The first question has a satisfying answer: covariance also includes a $\frac{1}/{N}$ factor! These factors cancel out in the ratio $ \frac{\text{Cov}(x,y)}{\text{Var}(x)}$, making it a convenient way to express the relationship.

The second question leads us to a deeper understanding of regression’s underlying mechanics.

The Role of Orthogonalization

The mean-centering in variance calculations isn’t arbitrary - it’s a consequence of how OLS handles the constant term. OLS orthogonalizes effects with respect to each column vector in X.

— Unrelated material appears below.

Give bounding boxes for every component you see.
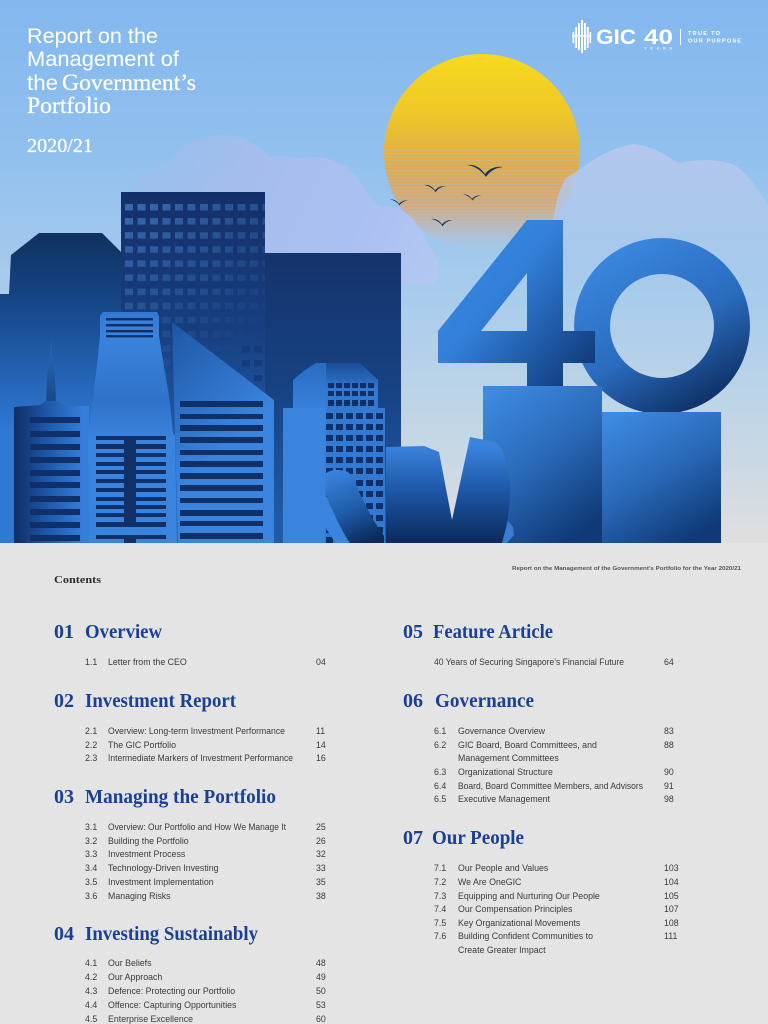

To understand why orthogonalization matters, consider a simple example:

\[y = 3 + 4x + 5z\]

If we set $x=1$ and $z=1$, our predicted $y$ is 12. Increasing $z$ to 2 increases our prediction by exactly 5. This shows that $∂y/∂z = 5$, demonstrating the orthogonality of our coefficients. (If the variables weren’t orthogonal, changing one variable would affect the contribution of others.)

In simple regression, we have two columns:

A constant vector (all 1’s)
Our independent variable $x$

The coefficient $\beta$ must be orthogonalized with respect to the constant term. But what does orthogonality mean in this context?

Two vectors are orthogonal if and only if their dot product is 0. For a constant vector $c=[1,1,1…]$ and our $x$ $[x_1,x_2,x_3…]$ their dot product is:

\[x_1 + x_2 + x_3 ... = \sum_{i}^N x_j\]

To make this sum zero, we subtract the mean $\bar{x}$ from each element:

\[(x_1 - \bar{x}) + (x_2 - \bar{x}) + ... = (x_1 + x_2 + ...) - N \bar{x} * N = 0\]

This reveals why we use centered values in variance calculations: centering a vector is equivalent to orthogonalizing it with respect to a constant term.

Now we can see how $X^TX^{-1} relates to $\frac{1}{\text{Var}(x)}$. The mean-centering in variance calculations isn’t just a statistical convention - it’s a fundamental consequence of how regression handles the constant term through orthogonalization.

This helps explain why $\beta = \frac{\text{Cov}(x,y)}{\text{Var}(x)}$ works, and provides insight into the geometric foundations of linear regression.